The Council on Chiropractic Education (CCE) is an American agency recognized by the United States Department of Education for accreditation of programs and institutions offering the Doctor of Chiropractic degree. The CCE seeks to ensure the quality of chiropractic education in the United States by means of accreditation, educational improvement, and public information. The CCE develops accreditation criteria to assess how effectively programs or institutions plan, implement, and evaluate their mission and goals, program objectives, inputs, resources, and outcomes of their chiropractic programs. The CCE is also recognized by the Council for Higher Education Accreditation (CHEA) and is a member of the Association of Specialized and Professional Accreditors (ASPA).

==Accreditation==
During the 1950s and 1960s many chiropractic governing bodies were attempting to secure national accreditation from the United States Government.

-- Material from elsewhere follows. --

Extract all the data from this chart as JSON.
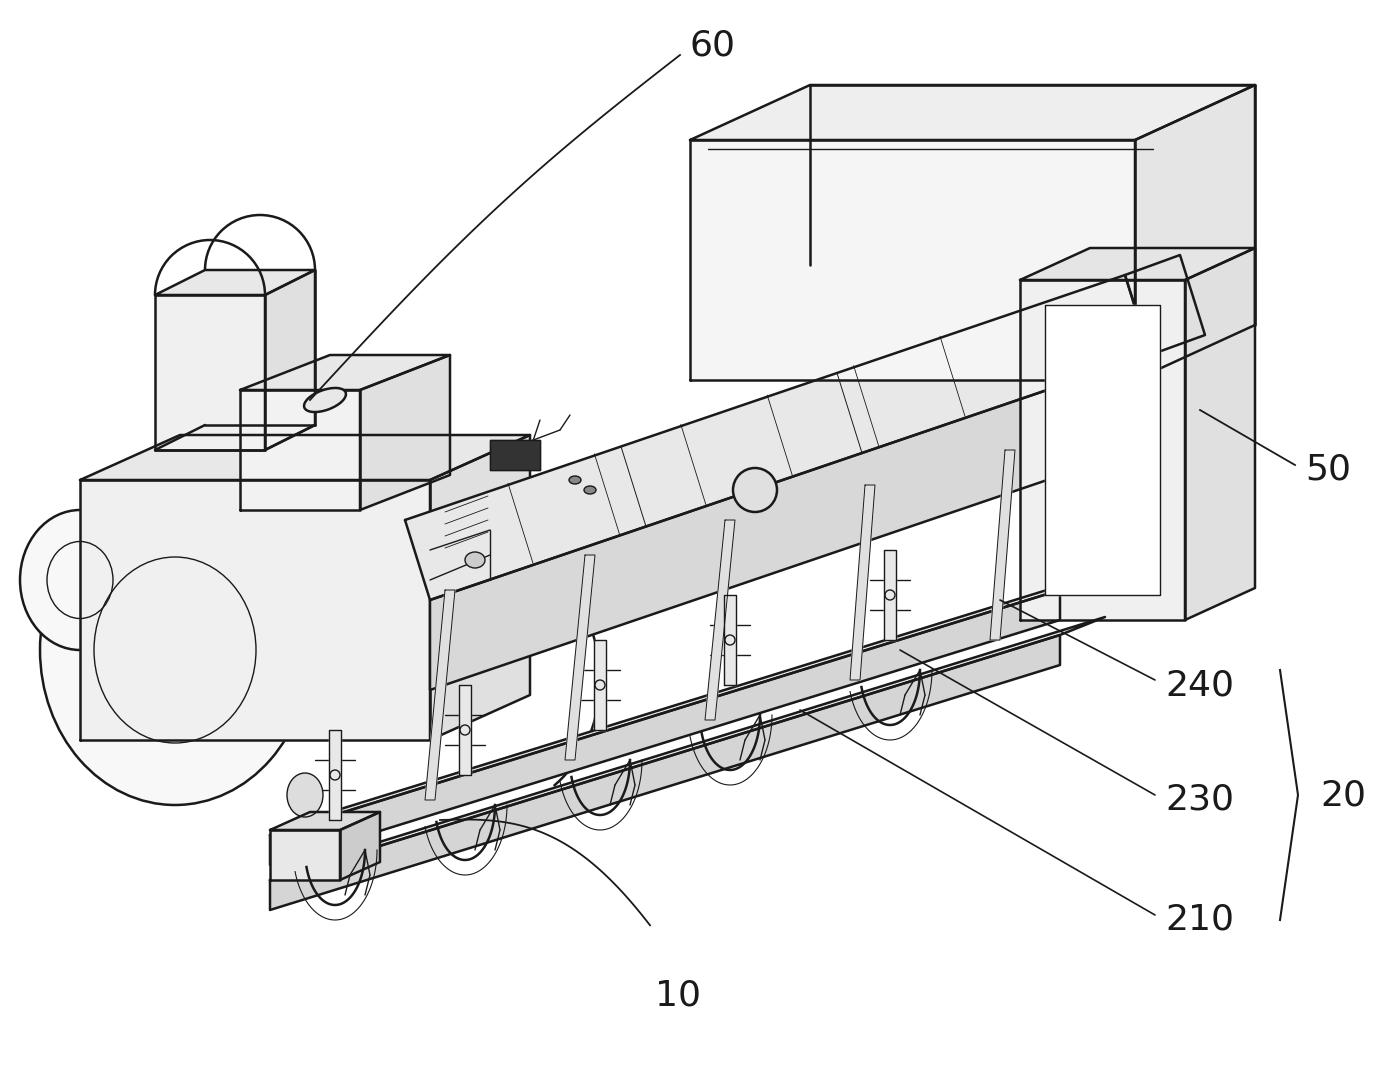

To meet government criteria the CCE passed measures for its associated schools to require incoming students to have completed at least two years of pre-chiropractic college, and revised their educational standards to meet the expectations of higher education.

On August 26, 1974, the United States Commissioner of Education officially listed the CCE as a "Nationally Recognized Accrediting Agency". This followed the support of the organization's accreditation petition by the Federation of Chiropractic Licensing Boards. Once the CCE secured accreditation this allowed for eligibility for federal education and research grants, student eligibility for federal loans, and gave increased legitimacy for chiropractic as a profession overall. The accreditation of the CCE also allowed organizations such as the FCLB and American Chiropractic Association to put pressure on non-compliant schools to update their curriculums to match the national expectations of all chiropractic schools.